Mimnermo fece dell’amore uno dei temi principali della propria produzione poetica: alcuni studiosi parlano di una vera e propria contrapposizione tra l’ideale eroico e guerriero proposto nell’epica greca arcaica e il modello tratteggiato dal poeta di Colofone, basato sulla consapevolezza struggente del trascorrere della giovinezza e sulla necessità di fruirne al meglio al momento opportuno. Questa visione “decadente” di un poeta che sostituirebbe i valori del coraggio guerriero con la lode dell’amore e della necessità di fruirne per tempo è stata tuttavia di recente superata dalla critica a favore di una contestualizzazione dell’opera di Mimnermo all’interno della tradizione letteraria greca arcaica, dove questi temi tornano a più riprese, soprattutto in ambito simposiale.

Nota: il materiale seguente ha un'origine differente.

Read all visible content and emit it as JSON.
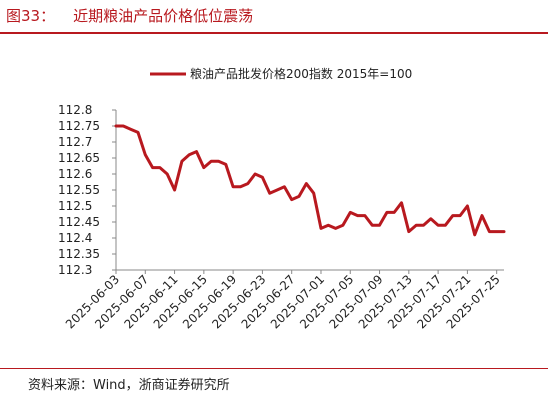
{
  "figure": {
    "label": "图33：",
    "title": "近期粮油产品价格低位震荡",
    "source": "资料来源：Wind，浙商证券研究所"
  },
  "chart_data": {
    "type": "line",
    "title": "",
    "xlabel": "",
    "ylabel": "",
    "ylim": [
      112.3,
      112.8
    ],
    "yticks": [
      "112.3",
      "112.35",
      "112.4",
      "112.45",
      "112.5",
      "112.55",
      "112.6",
      "112.65",
      "112.7",
      "112.75",
      "112.8"
    ],
    "xticks": [
      "2025-06-03",
      "2025-06-07",
      "2025-06-11",
      "2025-06-15",
      "2025-06-19",
      "2025-06-23",
      "2025-06-27",
      "2025-07-01",
      "2025-07-05",
      "2025-07-09",
      "2025-07-13",
      "2025-07-17",
      "2025-07-21",
      "2025-07-25"
    ],
    "grid": false,
    "legend_position": "top",
    "series": [
      {
        "name": "粮油产品批发价格200指数 2015年=100",
        "color": "#b8191f",
        "x": [
          "2025-06-03",
          "2025-06-04",
          "2025-06-05",
          "2025-06-06",
          "2025-06-07",
          "2025-06-08",
          "2025-06-09",
          "2025-06-10",
          "2025-06-11",
          "2025-06-12",
          "2025-06-13",
          "2025-06-14",
          "2025-06-15",
          "2025-06-16",
          "2025-06-17",
          "2025-06-18",
          "2025-06-19",
          "2025-06-20",
          "2025-06-21",
          "2025-06-22",
          "2025-06-23",
          "2025-06-24",
          "2025-06-25",
          "2025-06-26",
          "2025-06-27",
          "2025-06-28",
          "2025-06-29",
          "2025-06-30",
          "2025-07-01",
          "2025-07-02",
          "2025-07-03",
          "2025-07-04",
          "2025-07-05",
          "2025-07-06",
          "2025-07-07",
          "2025-07-08",
          "2025-07-09",
          "2025-07-10",
          "2025-07-11",
          "2025-07-12",
          "2025-07-13",
          "2025-07-14",
          "2025-07-15",
          "2025-07-16",
          "2025-07-17",
          "2025-07-18",
          "2025-07-19",
          "2025-07-20",
          "2025-07-21",
          "2025-07-22",
          "2025-07-23",
          "2025-07-24",
          "2025-07-25",
          "2025-07-26"
        ],
        "values": [
          112.75,
          112.75,
          112.74,
          112.73,
          112.66,
          112.62,
          112.62,
          112.6,
          112.55,
          112.64,
          112.66,
          112.67,
          112.62,
          112.64,
          112.64,
          112.63,
          112.56,
          112.56,
          112.57,
          112.6,
          112.59,
          112.54,
          112.55,
          112.56,
          112.52,
          112.53,
          112.57,
          112.54,
          112.43,
          112.44,
          112.43,
          112.44,
          112.48,
          112.47,
          112.47,
          112.44,
          112.44,
          112.48,
          112.48,
          112.51,
          112.42,
          112.44,
          112.44,
          112.46,
          112.44,
          112.44,
          112.47,
          112.47,
          112.5,
          112.41,
          112.47,
          112.42,
          112.42,
          112.42
        ]
      }
    ]
  }
}
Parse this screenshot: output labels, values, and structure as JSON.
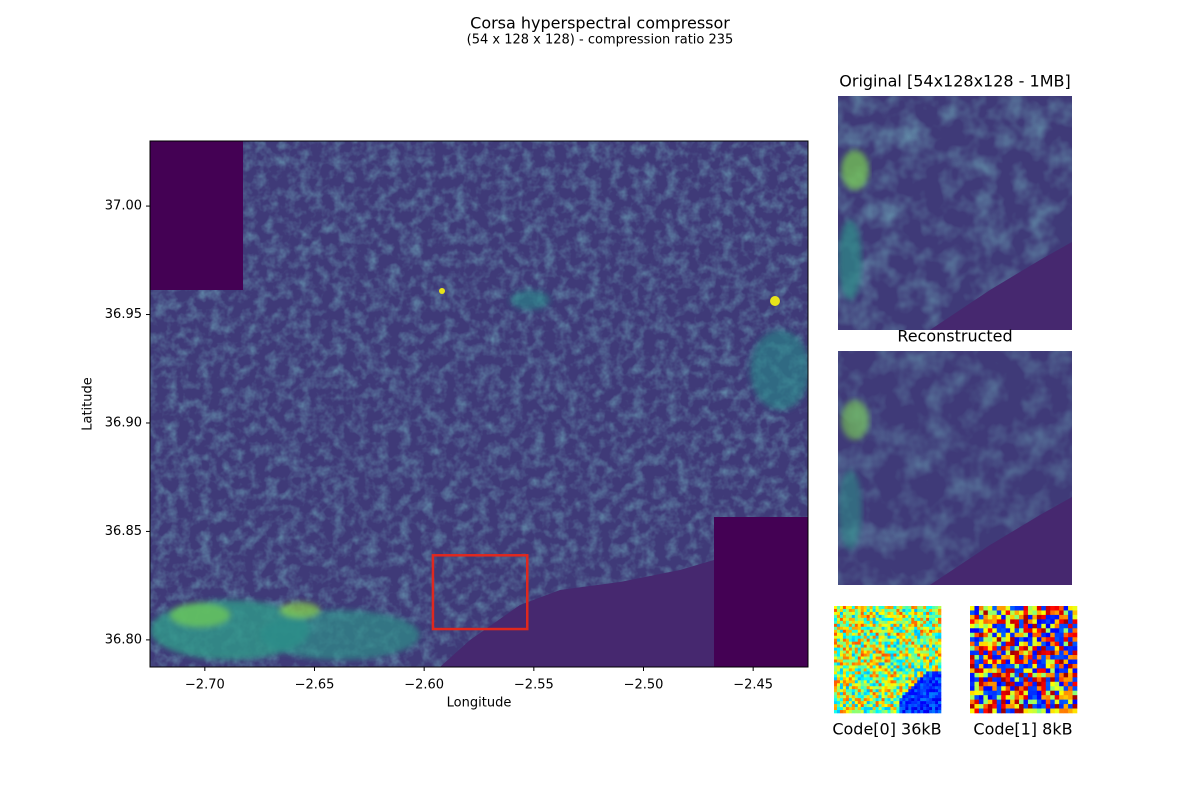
{
  "chart_data": {
    "type": "image",
    "title": "Corsa hyperspectral compressor",
    "subtitle": "(54 x 128 x 128) - compression ratio 235",
    "x_label": "Longitude",
    "y_label": "Latitude",
    "xlim": [
      -2.725,
      -2.425
    ],
    "ylim": [
      36.7875,
      37.03
    ],
    "xticks": [
      {
        "value": -2.7,
        "label": "−2.70"
      },
      {
        "value": -2.65,
        "label": "−2.65"
      },
      {
        "value": -2.6,
        "label": "−2.60"
      },
      {
        "value": -2.55,
        "label": "−2.55"
      },
      {
        "value": -2.5,
        "label": "−2.50"
      },
      {
        "value": -2.45,
        "label": "−2.45"
      }
    ],
    "yticks": [
      {
        "value": 36.8,
        "label": "36.80"
      },
      36.85,
      {
        "value": 36.9,
        "label": "36.90"
      },
      36.95,
      {
        "value": 37,
        "label": "37.00"
      }
    ],
    "highlight_box": {
      "x": [
        -2.596,
        -2.553
      ],
      "y": [
        36.805,
        36.839
      ],
      "color": "#e0281e"
    },
    "panels": [
      {
        "title": "Original [54x128x128 - 1MB]"
      },
      {
        "title": "Reconstructed"
      },
      {
        "title": "Code[0] 36kB"
      },
      {
        "title": "Code[1] 8kB"
      }
    ]
  }
}
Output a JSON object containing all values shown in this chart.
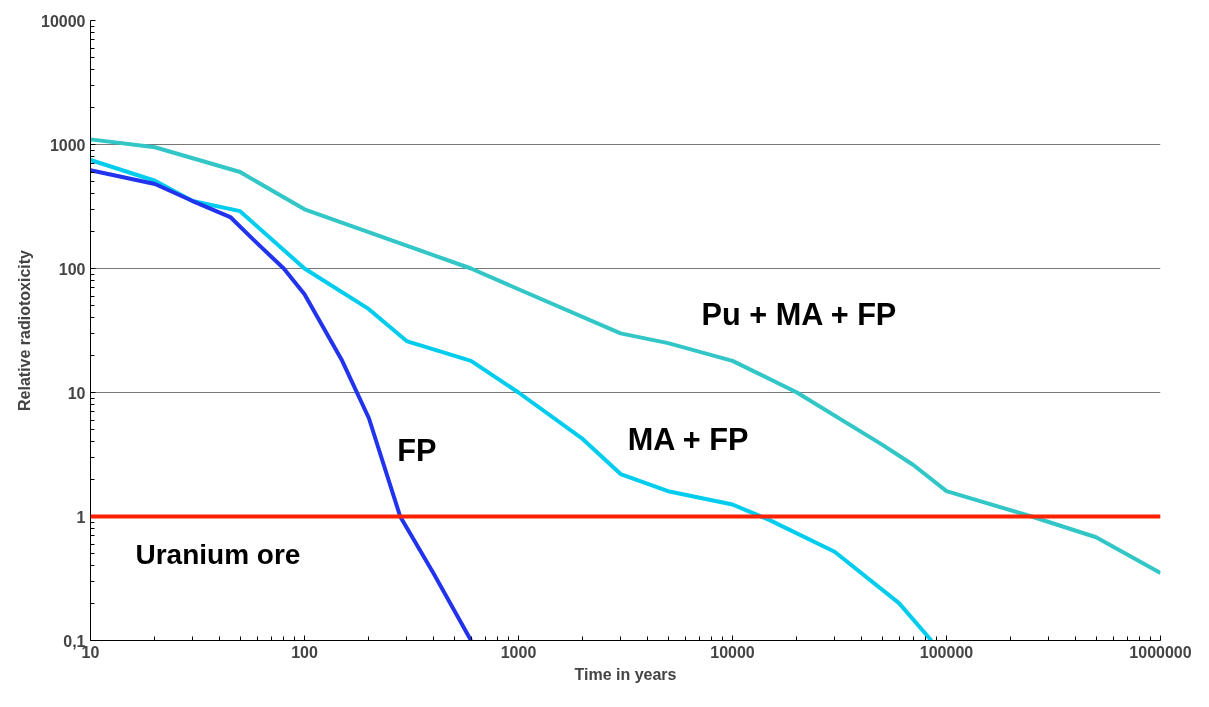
{
  "chart_data": {
    "type": "line",
    "xlabel": "Time in years",
    "ylabel": "Relative radiotoxicity",
    "log": "xy",
    "grid": "y",
    "marker": "none",
    "line_style": "solid",
    "xlim": [
      10,
      1000000
    ],
    "ylim": [
      0.1,
      10000
    ],
    "xticks": [
      10,
      100,
      1000,
      10000,
      100000,
      1000000
    ],
    "yticks": [
      {
        "value": 0.1,
        "label": "0,1"
      },
      1,
      10,
      100,
      1000,
      10000
    ],
    "series": [
      {
        "name": "Pu + MA + FP",
        "color": "#33c6c6",
        "x": [
          10,
          20,
          50,
          100,
          600,
          1000,
          3000,
          5000,
          10000,
          20000,
          50000,
          70000,
          100000,
          250000,
          500000,
          1000000
        ],
        "values": [
          1100,
          950,
          600,
          300,
          100,
          68,
          30,
          25,
          18,
          10,
          3.8,
          2.6,
          1.6,
          1,
          0.68,
          0.35
        ]
      },
      {
        "name": "MA + FP",
        "color": "#00ccee",
        "x": [
          10,
          20,
          30,
          50,
          100,
          200,
          300,
          600,
          1000,
          2000,
          3000,
          5000,
          10000,
          15000,
          30000,
          60000,
          85000
        ],
        "values": [
          750,
          510,
          350,
          290,
          100,
          47,
          26,
          18,
          10,
          4.2,
          2.2,
          1.6,
          1.25,
          0.93,
          0.52,
          0.2,
          0.1
        ]
      },
      {
        "name": "FP",
        "color": "#2233ee",
        "x": [
          10,
          20,
          30,
          45,
          60,
          80,
          100,
          150,
          200,
          280,
          400,
          600
        ],
        "values": [
          620,
          480,
          350,
          260,
          160,
          100,
          62,
          18,
          6.2,
          1,
          0.35,
          0.1
        ]
      }
    ],
    "ref_lines": [
      {
        "axis": "y",
        "value": 1,
        "label": "Uranium ore",
        "color": "#ff2200"
      }
    ]
  }
}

Nel frammento 31 il poeta celebra, con versi simili a quelli di un celebre frammento di Saffo (anche per Saffo il numero del frammento è il 31), la sintomatologia dell’amore, contrapposta da Mimnermo in modo netto all’arrivo rapido della vecchiaia. La vita non ha senso se privata dell’amore (frammento 7: “quale è la vita, quale è la gioia senza Afrodite d’oro? Possa io morire, il giorno in cui non avrò più a cuore queste cose”). La giovinezza è paragonata, con un riuso di una celebre metafora omerica (Iliade 9, 411) che sarà ripresa anche da Virgilio (Eneide VI, vv. 309 e seguenti) e da Dante (Inferno III, 112-114), alla rapidità del ciclo delle foglie, che crescono veloci in primavera ai raggi del sole e subito scompaiono al trascorrere della stagione. All’arrivo della vecchiaia – dice il poeta nel frammento 2 – è meglio morire che continuare a sopravvivere. La vecchiaia costituisce un peso insopportabile per l’uomo: anche il principe troiano Titono, che non aveva chiesto anche la giovinezza eterna, visse infelice accanto alla sempre giovane dea, fino a che gli dei lo trasformarono in cicala (frammento 1).
La lingua usata da Mimnermo è quella dell’epos, sia per il dialetto greco utilizzato (con prevalenza di ionico) sia per l’abbondanza di formule, che vengono riprese direttamente dall’epos (come nel caso di “aurora dalle dita di rosa”) oppure variate.
La fama di Mimnermo è molto diffusa presso gli autori greci e latini: alcuni suoi versi furono ripresi nella raccolta nota come Teognide e, come abbiamo visto, egli doveva essere noto a Saffo. In età ellenistica, cioè a partire dal III secolo a.C., Callimaco individuerà, nella propria dichiarazione di poetica, proprio in Mimnermo il modello da seguire, per la brevità dei suoi componimenti e per i temi trattati.